Abstract

Crowd counting, which aims to predict the number of persons in a highly congested scene, has been widely explored and can be used in many applications like video surveillance, pedestrian flow, etc. The severe mutual occlusion among person, the large perspective distortion and the scale variations always hinder an accurate estimation. Although existing approaches have made much progress, there still has room for improvement. The drawbacks of existing methods are 2-fold: (1)the scale information, which is an important factor for crowd counting, is always insufficiently explored and thus cannot bring well-estimated results; (2)using a unified framework for the whole image may result to a rough estimation in subregions, and thus leads to inaccurate estimation. Motivated by this, we propose a new method to address these problems.
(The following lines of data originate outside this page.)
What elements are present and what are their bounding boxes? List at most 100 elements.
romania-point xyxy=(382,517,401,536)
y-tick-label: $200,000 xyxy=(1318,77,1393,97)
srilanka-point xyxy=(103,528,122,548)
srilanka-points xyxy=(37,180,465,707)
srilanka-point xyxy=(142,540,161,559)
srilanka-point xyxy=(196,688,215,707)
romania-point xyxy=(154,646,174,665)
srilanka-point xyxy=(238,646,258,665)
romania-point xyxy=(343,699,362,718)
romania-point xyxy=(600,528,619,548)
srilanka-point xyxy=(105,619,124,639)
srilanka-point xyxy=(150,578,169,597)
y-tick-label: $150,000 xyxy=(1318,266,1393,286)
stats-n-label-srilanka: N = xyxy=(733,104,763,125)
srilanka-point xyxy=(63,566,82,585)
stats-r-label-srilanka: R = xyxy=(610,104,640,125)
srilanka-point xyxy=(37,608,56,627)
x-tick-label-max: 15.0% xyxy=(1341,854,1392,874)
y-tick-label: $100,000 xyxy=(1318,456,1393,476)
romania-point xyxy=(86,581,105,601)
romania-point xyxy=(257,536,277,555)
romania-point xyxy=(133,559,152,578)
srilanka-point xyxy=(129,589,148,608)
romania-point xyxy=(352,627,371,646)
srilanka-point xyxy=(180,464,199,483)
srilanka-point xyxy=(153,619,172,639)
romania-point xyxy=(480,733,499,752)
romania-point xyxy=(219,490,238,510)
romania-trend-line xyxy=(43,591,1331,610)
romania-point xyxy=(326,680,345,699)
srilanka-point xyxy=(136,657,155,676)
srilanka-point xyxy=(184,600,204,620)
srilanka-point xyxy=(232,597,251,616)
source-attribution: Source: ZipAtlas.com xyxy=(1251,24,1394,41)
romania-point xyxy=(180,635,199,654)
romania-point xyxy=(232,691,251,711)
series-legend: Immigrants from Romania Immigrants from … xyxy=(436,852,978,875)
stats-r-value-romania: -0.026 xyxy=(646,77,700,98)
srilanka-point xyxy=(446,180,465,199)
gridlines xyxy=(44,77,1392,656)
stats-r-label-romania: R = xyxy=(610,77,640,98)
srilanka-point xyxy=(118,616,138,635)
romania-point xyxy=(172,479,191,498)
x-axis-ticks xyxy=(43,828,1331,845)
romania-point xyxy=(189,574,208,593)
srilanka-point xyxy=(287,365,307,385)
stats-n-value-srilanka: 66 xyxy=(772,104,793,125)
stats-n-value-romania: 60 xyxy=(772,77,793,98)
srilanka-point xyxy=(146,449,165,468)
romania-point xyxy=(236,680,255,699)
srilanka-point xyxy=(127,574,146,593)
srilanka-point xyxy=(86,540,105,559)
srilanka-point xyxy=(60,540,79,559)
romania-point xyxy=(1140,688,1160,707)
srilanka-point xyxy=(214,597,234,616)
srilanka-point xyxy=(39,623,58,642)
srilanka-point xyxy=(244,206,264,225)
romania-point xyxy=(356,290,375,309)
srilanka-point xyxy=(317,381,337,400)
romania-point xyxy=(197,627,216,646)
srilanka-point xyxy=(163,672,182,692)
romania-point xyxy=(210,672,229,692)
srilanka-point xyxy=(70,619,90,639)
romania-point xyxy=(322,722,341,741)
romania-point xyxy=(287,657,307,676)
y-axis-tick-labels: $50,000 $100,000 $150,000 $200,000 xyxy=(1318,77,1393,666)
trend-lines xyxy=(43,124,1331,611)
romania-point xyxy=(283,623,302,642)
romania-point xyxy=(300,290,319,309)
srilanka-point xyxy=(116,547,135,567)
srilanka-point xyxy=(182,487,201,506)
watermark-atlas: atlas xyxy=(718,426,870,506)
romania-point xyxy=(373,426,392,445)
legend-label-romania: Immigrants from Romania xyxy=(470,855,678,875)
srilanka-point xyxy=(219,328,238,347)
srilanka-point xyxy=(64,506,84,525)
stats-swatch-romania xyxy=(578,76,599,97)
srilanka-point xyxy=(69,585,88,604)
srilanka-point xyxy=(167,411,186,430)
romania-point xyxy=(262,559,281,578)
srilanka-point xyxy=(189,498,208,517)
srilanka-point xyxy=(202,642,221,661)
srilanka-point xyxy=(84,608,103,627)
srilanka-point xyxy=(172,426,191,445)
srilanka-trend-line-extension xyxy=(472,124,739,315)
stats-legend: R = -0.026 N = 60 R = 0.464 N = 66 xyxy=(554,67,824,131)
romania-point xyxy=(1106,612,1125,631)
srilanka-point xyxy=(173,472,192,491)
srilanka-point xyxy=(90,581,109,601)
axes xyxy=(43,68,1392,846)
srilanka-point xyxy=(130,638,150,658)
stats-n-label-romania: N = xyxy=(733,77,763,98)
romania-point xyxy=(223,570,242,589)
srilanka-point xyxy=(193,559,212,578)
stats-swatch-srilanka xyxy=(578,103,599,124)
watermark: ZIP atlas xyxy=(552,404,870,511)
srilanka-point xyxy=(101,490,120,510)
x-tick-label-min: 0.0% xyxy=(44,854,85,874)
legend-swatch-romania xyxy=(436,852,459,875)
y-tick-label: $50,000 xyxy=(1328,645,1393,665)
We first construct a crowd-specific and scale-aware convolutional neural network, which considers crowd scale variations and integrates multi-scale feature representations in the Cross Scale Module (CSM), to produce the initial predicted density map. Then the proposed Local Refine Modules (LRMs) are performed to gradually re-estimate predictions of subregions. We conduct experiments on three crowd counting datasets (the ShanghaiTech dataset, the UCF_CC_50 dataset and the UCSD dataset). Experiments show that our proposed method achieves superior performance compared with the state-of-the-arts. Besides, we conduct experiments on counting vehicles in the TRANCOS dataset and get better results, which proves the generalization ability of the proposed method.